Les Apparences : … se montrent parfois trompeuses.

Le cinéma de Marc Fitoussi est difficile à cerner. Il oscille depuis ses débuts entre comédie et drame, notamment le remarqué La Ritournelle avec Isabelle Huppert, l’une de ses trois muses en compagnie de Sandrine Kiberlain et Émilie Dequenne.
Pour Les Apparences, disponible en DVD depuis le 27 janvier chez M6 Vidéo, il s’attache les services de Karin Viard, au centre de ses expatriés français à Vienne, ville froide qui ne se dévoilera guère dans ce film aux rebondissements multiples. 

Karin Viard incarne Eve Monlibert, femme d’Henri, célèbre chef d’orchestre de l’Opéra de Vienne, qui ont tout pour être heureux. Elle travaille à l’Institut français menant une vie apparemment sans fausse note, jusqu’au jour où Henri succombe au charme de l’institutrice de leur fils.
Le film débute comme une comédie sociale guindée autour des expatriés français à Vienne. L’ambiance baigne dans une hypocrisie dorée, les masques bien solidement accrochés dans les dîners et autres réceptions où les couteaux valsent dans le dos des absentes, trompées et quittées se retrouvant à Paris dans un trois pièces à Malakoff. Autour des bouchées de chocolats autrichiens et des bulles de champagnes, les poules cocottent avec cette crainte de retourner auprès des modestes. Ève s’échappe tel quelle de la présence de sa mère ramenée rapidement à l’aéroport. Elle s’échappe également d’une lectrice assidue de sa bibliothèque, Mme Belin incarnée par la rafraîchissante Évelyne Buyle. Ève tombe alors de haut avec la découverte de la liaison de son mari. Son monde peut s’écrouler à tout moment. Marc Fitoussi s’attache à cet instant au livre de Karin Alvtegen, Trahie, dont il s’inspire librement. Au lieu de se taire et de subir, Ève épie son mari puis l’institutrice, avec qui elle va commencer un jeu de manipulation dangereux.

Les Apparences essayent d’être sauvegardées pour Ève au cœur de ce conglomérat de Français froids. Elle est cette « Ève » de Mankiewicz qui s’est assuré un rôle de premier ordre sur le point de chuter. Elle erre alors pour s’enivrer un soir et les réactions vont s’enchainer.
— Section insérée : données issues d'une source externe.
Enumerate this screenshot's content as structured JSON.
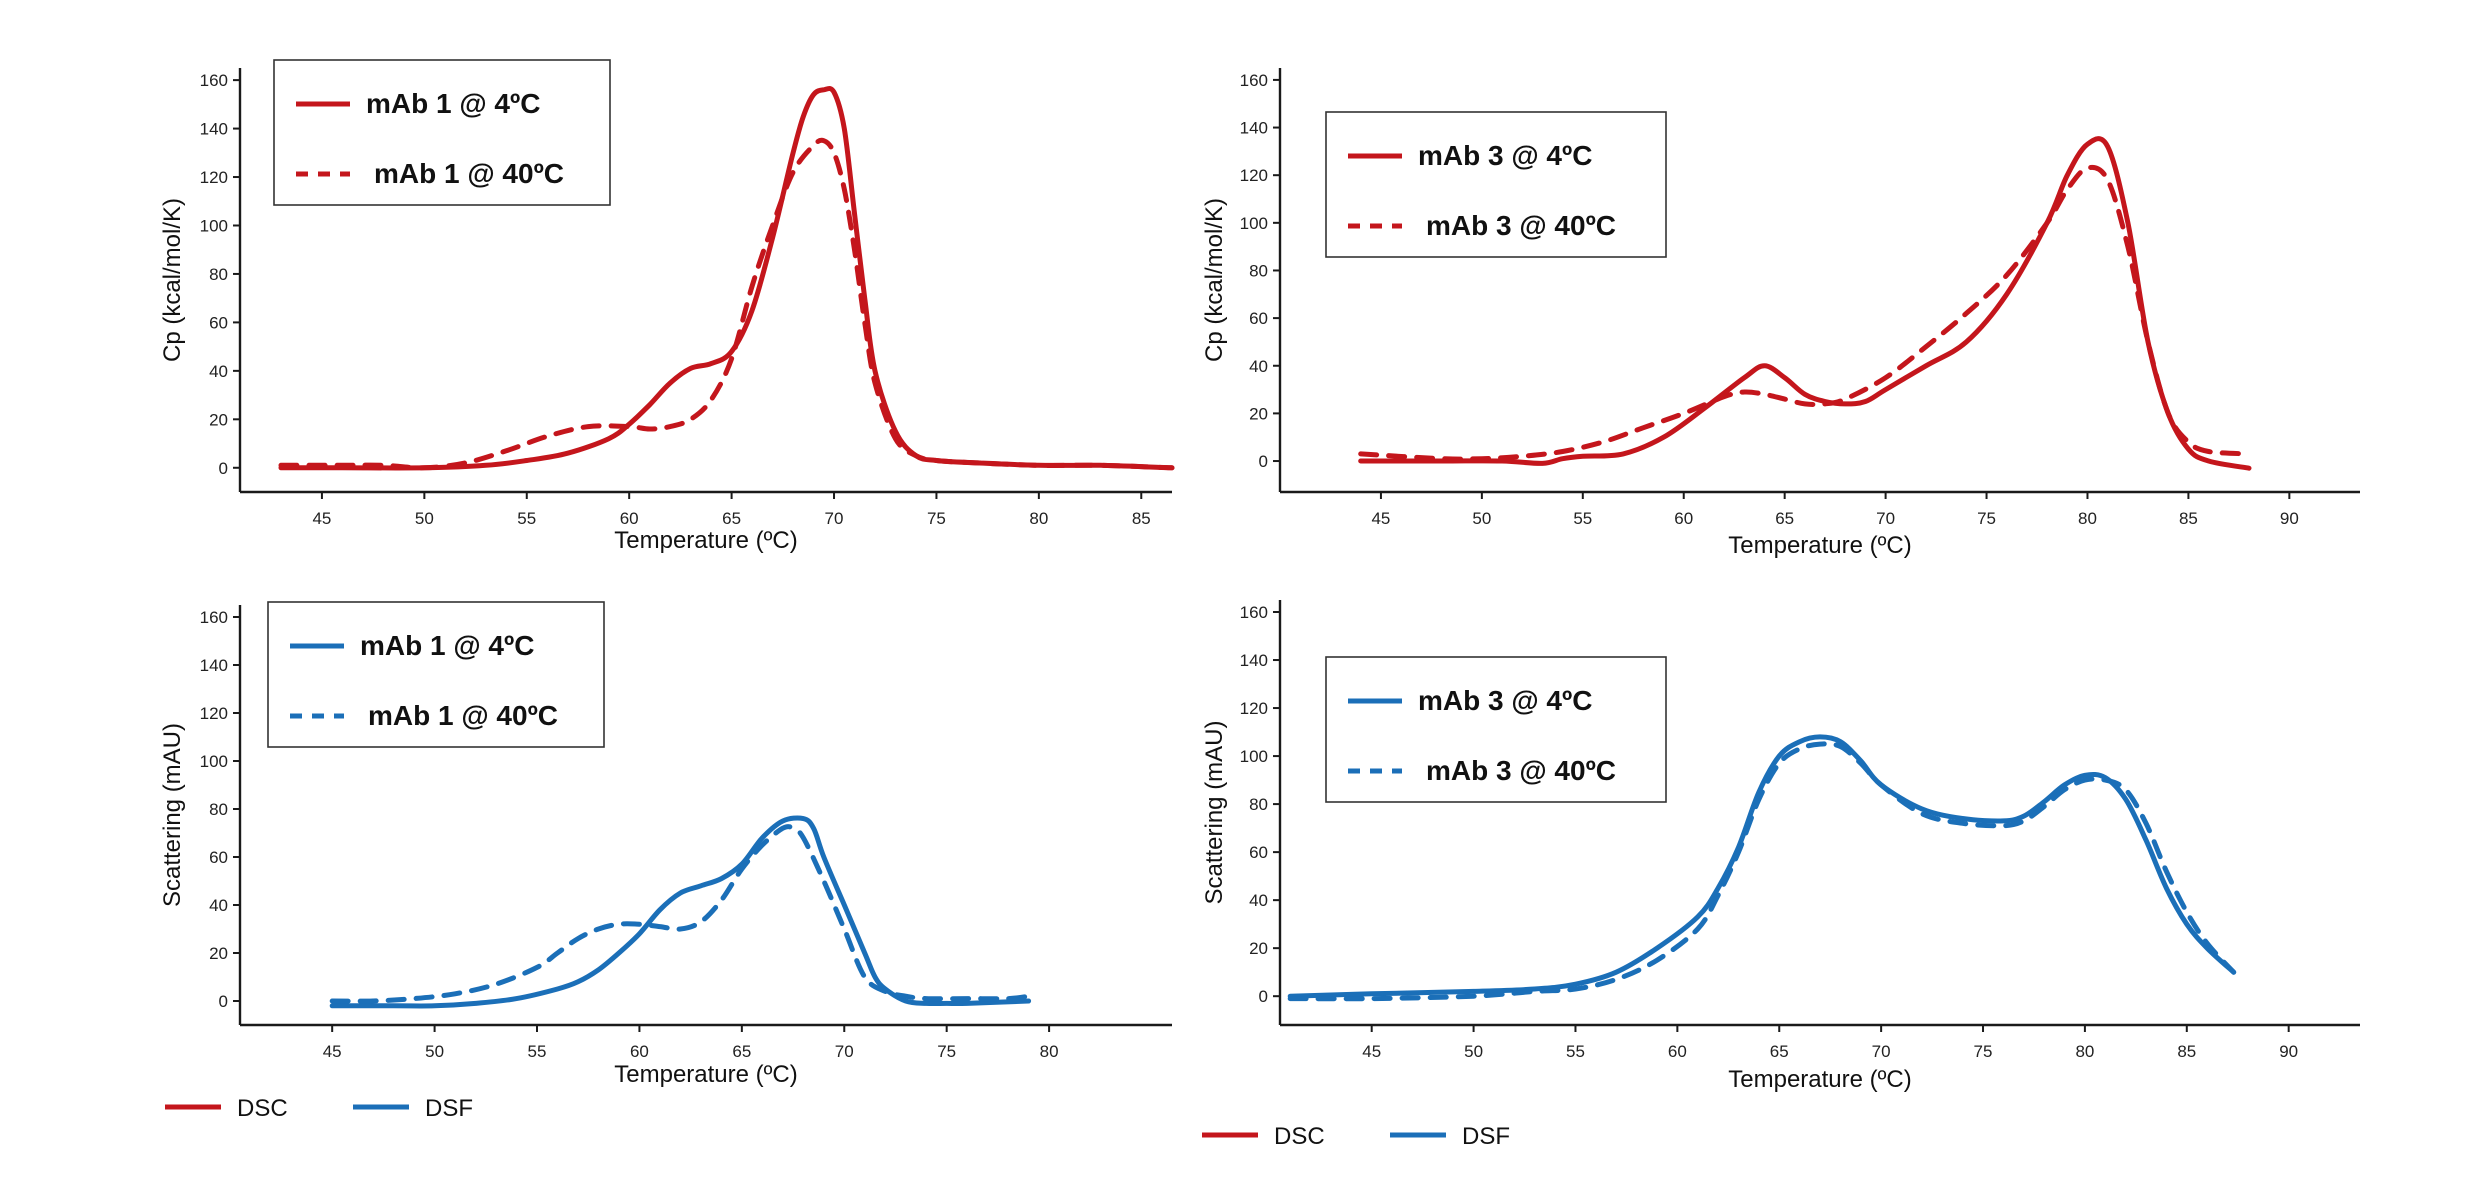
{
  "colors": {
    "dsc": "#c4161c",
    "dsf": "#1b6fb8"
  },
  "chart_data": [
    {
      "id": "p1",
      "type": "line",
      "method": "DSC",
      "xlabel": "Temperature (ºC)",
      "ylabel": "Cp (kcal/mol/K)",
      "xlim": [
        41,
        86.5
      ],
      "ylim": [
        -10,
        165
      ],
      "xticks": [
        45,
        50,
        55,
        60,
        65,
        70,
        75,
        80,
        85
      ],
      "yticks": [
        0,
        20,
        40,
        60,
        80,
        100,
        120,
        140,
        160
      ],
      "series": [
        {
          "name": "mAb 1 @ 4ºC",
          "style": "solid",
          "x": [
            43,
            46,
            50,
            53,
            55,
            57,
            59,
            60,
            61,
            62,
            63,
            64,
            65,
            66,
            67,
            68,
            68.5,
            69,
            69.5,
            70,
            70.5,
            71,
            71.5,
            72,
            73,
            74,
            75,
            77,
            80,
            83,
            86.5
          ],
          "y": [
            0,
            0,
            0,
            1,
            3,
            6,
            12,
            18,
            26,
            35,
            41,
            43,
            48,
            65,
            95,
            130,
            145,
            154,
            156,
            155,
            140,
            105,
            70,
            40,
            15,
            5,
            3,
            2,
            1,
            1,
            0
          ]
        },
        {
          "name": "mAb 1 @ 40ºC",
          "style": "dashed",
          "x": [
            43,
            46,
            48,
            50,
            52,
            54,
            56,
            58,
            60,
            61,
            62,
            63,
            64,
            65,
            66,
            67,
            68,
            69,
            69.5,
            70,
            70.5,
            71,
            71.5,
            72,
            73,
            74,
            75,
            77,
            80,
            83,
            86.5
          ],
          "y": [
            1,
            1,
            1,
            0,
            2,
            7,
            13,
            17,
            17,
            16,
            17,
            20,
            28,
            45,
            75,
            100,
            122,
            133,
            135,
            130,
            115,
            90,
            60,
            35,
            12,
            5,
            3,
            2,
            1,
            1,
            0
          ]
        }
      ],
      "legend": [
        "mAb 1 @ 4ºC",
        "mAb 1 @ 40ºC"
      ]
    },
    {
      "id": "p2",
      "type": "line",
      "method": "DSC",
      "xlabel": "Temperature (ºC)",
      "ylabel": "Cp (kcal/mol/K)",
      "xlim": [
        40,
        93.5
      ],
      "ylim": [
        -13,
        165
      ],
      "xticks": [
        45,
        50,
        55,
        60,
        65,
        70,
        75,
        80,
        85,
        90
      ],
      "yticks": [
        0,
        20,
        40,
        60,
        80,
        100,
        120,
        140,
        160
      ],
      "series": [
        {
          "name": "mAb 3 @ 4ºC",
          "style": "solid",
          "x": [
            44,
            48,
            51,
            53,
            54,
            55,
            57,
            59,
            61,
            63,
            64,
            65,
            66,
            67,
            68,
            69,
            70,
            72,
            74,
            76,
            78,
            79,
            80,
            81,
            82,
            83,
            84,
            85,
            86,
            88
          ],
          "y": [
            0,
            0,
            0,
            -1,
            1,
            2,
            3,
            10,
            22,
            35,
            40,
            35,
            28,
            25,
            24,
            25,
            30,
            40,
            50,
            70,
            100,
            120,
            133,
            132,
            100,
            50,
            20,
            5,
            0,
            -3
          ]
        },
        {
          "name": "mAb 3 @ 40ºC",
          "style": "dashed",
          "x": [
            44,
            48,
            50,
            52,
            54,
            56,
            58,
            60,
            62,
            63,
            64,
            65,
            66,
            67,
            68,
            70,
            72,
            74,
            76,
            78,
            79,
            80,
            81,
            82,
            83,
            84,
            85,
            86,
            88
          ],
          "y": [
            3,
            1,
            1,
            2,
            4,
            8,
            14,
            20,
            27,
            29,
            28,
            26,
            24,
            24,
            26,
            35,
            48,
            62,
            78,
            100,
            114,
            123,
            118,
            90,
            50,
            20,
            8,
            4,
            3
          ]
        }
      ],
      "legend": [
        "mAb 3 @ 4ºC",
        "mAb 3 @ 40ºC"
      ]
    },
    {
      "id": "p3",
      "type": "line",
      "method": "DSF",
      "xlabel": "Temperature (ºC)",
      "ylabel": "Scattering (mAU)",
      "xlim": [
        40.5,
        86
      ],
      "ylim": [
        -10,
        165
      ],
      "xticks": [
        45,
        50,
        55,
        60,
        65,
        70,
        75,
        80
      ],
      "yticks": [
        0,
        20,
        40,
        60,
        80,
        100,
        120,
        140,
        160
      ],
      "series": [
        {
          "name": "mAb 1 @ 4ºC",
          "style": "solid",
          "x": [
            45,
            48,
            50,
            52,
            54,
            56,
            57,
            58,
            59,
            60,
            61,
            62,
            63,
            64,
            65,
            66,
            67,
            68,
            68.5,
            69,
            70,
            71,
            71.5,
            72,
            73,
            74,
            75,
            76,
            79
          ],
          "y": [
            -2,
            -2,
            -2,
            -1,
            1,
            5,
            8,
            13,
            20,
            28,
            38,
            45,
            48,
            51,
            57,
            68,
            75,
            76,
            72,
            60,
            40,
            20,
            10,
            5,
            0,
            -1,
            -1,
            -1,
            0
          ]
        },
        {
          "name": "mAb 1 @ 40ºC",
          "style": "dashed",
          "x": [
            45,
            47,
            49,
            51,
            53,
            55,
            56,
            57,
            58,
            59,
            60,
            61,
            62,
            63,
            64,
            65,
            66,
            67,
            67.5,
            68,
            69,
            70,
            71,
            72,
            73,
            74,
            76,
            78,
            79
          ],
          "y": [
            0,
            0,
            1,
            3,
            7,
            14,
            20,
            26,
            30,
            32,
            32,
            31,
            30,
            33,
            42,
            55,
            65,
            72,
            72,
            68,
            50,
            30,
            10,
            4,
            2,
            1,
            1,
            1,
            2
          ]
        }
      ],
      "legend": [
        "mAb 1 @ 4ºC",
        "mAb 1 @ 40ºC"
      ]
    },
    {
      "id": "p4",
      "type": "line",
      "method": "DSF",
      "xlabel": "Temperature (ºC)",
      "ylabel": "Scattering (mAU)",
      "xlim": [
        40.5,
        93.5
      ],
      "ylim": [
        -12,
        165
      ],
      "xticks": [
        45,
        50,
        55,
        60,
        65,
        70,
        75,
        80,
        85,
        90
      ],
      "yticks": [
        0,
        20,
        40,
        60,
        80,
        100,
        120,
        140,
        160
      ],
      "series": [
        {
          "name": "mAb 3 @ 4ºC",
          "style": "solid",
          "x": [
            41,
            45,
            50,
            53,
            55,
            57,
            59,
            61,
            62,
            63,
            64,
            65,
            66,
            67,
            68,
            69,
            70,
            72,
            74,
            76,
            77,
            78,
            79,
            80,
            81,
            82,
            83,
            84,
            85,
            86,
            87.3
          ],
          "y": [
            0,
            1,
            2,
            3,
            5,
            10,
            20,
            33,
            45,
            62,
            85,
            100,
            106,
            108,
            106,
            98,
            88,
            78,
            74,
            73,
            75,
            81,
            88,
            92,
            91,
            82,
            65,
            45,
            30,
            20,
            10
          ]
        },
        {
          "name": "mAb 3 @ 40ºC",
          "style": "dashed",
          "x": [
            41,
            45,
            50,
            53,
            55,
            57,
            59,
            61,
            62,
            63,
            64,
            65,
            66,
            67,
            68,
            69,
            70,
            72,
            74,
            76,
            77,
            78,
            79,
            80,
            81,
            82,
            83,
            84,
            85,
            86,
            87.3
          ],
          "y": [
            -1,
            -1,
            0,
            2,
            3,
            7,
            15,
            28,
            42,
            60,
            82,
            97,
            103,
            105,
            104,
            97,
            88,
            76,
            72,
            71,
            73,
            79,
            86,
            90,
            90,
            86,
            72,
            52,
            35,
            22,
            10
          ]
        }
      ],
      "legend": [
        "mAb 3 @ 4ºC",
        "mAb 3 @ 40ºC"
      ]
    }
  ],
  "bottom_legend": [
    {
      "items": [
        {
          "label": "DSC",
          "color": "#c4161c"
        },
        {
          "label": "DSF",
          "color": "#1b6fb8"
        }
      ]
    },
    {
      "items": [
        {
          "label": "DSC",
          "color": "#c4161c"
        },
        {
          "label": "DSF",
          "color": "#1b6fb8"
        }
      ]
    }
  ]
}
Les Apparences chabroliennes souhaitées par Fitoussi se conjuguent avec l’obsession Hitchcokienne dans les rues de Vienne. Une escapade d’un soir se transforme en un vertige infernal entraînant le couple vers l’irrémédiable. Marc Fitoussi orchestre un schéma associant à merveille deux maîtres, Chabrol vénérant Hitchcock à l’image de la nouvelle vague, plus particulièrement François Truffaut, cité en clin d’œil au détour de quelques séquences. Comme une évidence enfin de voir le cinéma français convoquer les deux artistes au sein même d’un thriller bourgeois aux faux-semblants empoisonnants. La séquence à l’opéra, lors de la représentation d’Henri, est la parfaite symbiose de ce triangle pervers entre Ève, Tina (Laetitia Dosch) et Jonas (Lucas Englander). L’instant de bascule plongeant Ève dans les dédales infernaux de ses actes. Les retournements sont assurés, chacun jouant les cartes en leurs faveurs avec une issue convenue. Le plus important est dans l’épilogue, les apparences toujours chez un coiffeur puis dans l’appartement en déménagement où Henri sort de son mutisme pour exprimer sa raison. Que penser de Benjamin Biolay, acteur forcé de par sa notoriété, dont les rôles s’adaptent au chanteur et non le contraire. Ce qui en fait un (f)acteur risque pour une œuvre dans son empathie. Son apparence taiseuse lui laisse ici du crédit se dévoilant dans l’épilogue alors que tout le long-métrage, il lui suffisait d’un regard pour le saisir. Homme en dehors de toute cette connivence superficielle, il s’attache à une instit banale pour retrouver une certaine vérité. La réalité d’un monde qui ne l’entoure plus, seulement des apparences dont il se coupe pour rester intact. Ce que le dernier regard face caméra d’Ève dans la calèche laisse présager plus ou moins le contraire la concernant.

Les Apparences est justement un film qui les cache à merveille. Difficile de se laisser convaincre à découvrir ce film qui nous entraîne, finalement, dans une histoire retorse diablement menée par Marc Fitoussi. Le réalisateur assume ses références pour mieux en jouer. Karin Viard l’accompagne avec beauté et conviction dans un rôle inhabituel pour cette actrice qui continue de nous surprendre, et ce toujours en bien. Les Apparences sont donc sauves pour ce film aux airs guindés se révélant être une agréable réussite.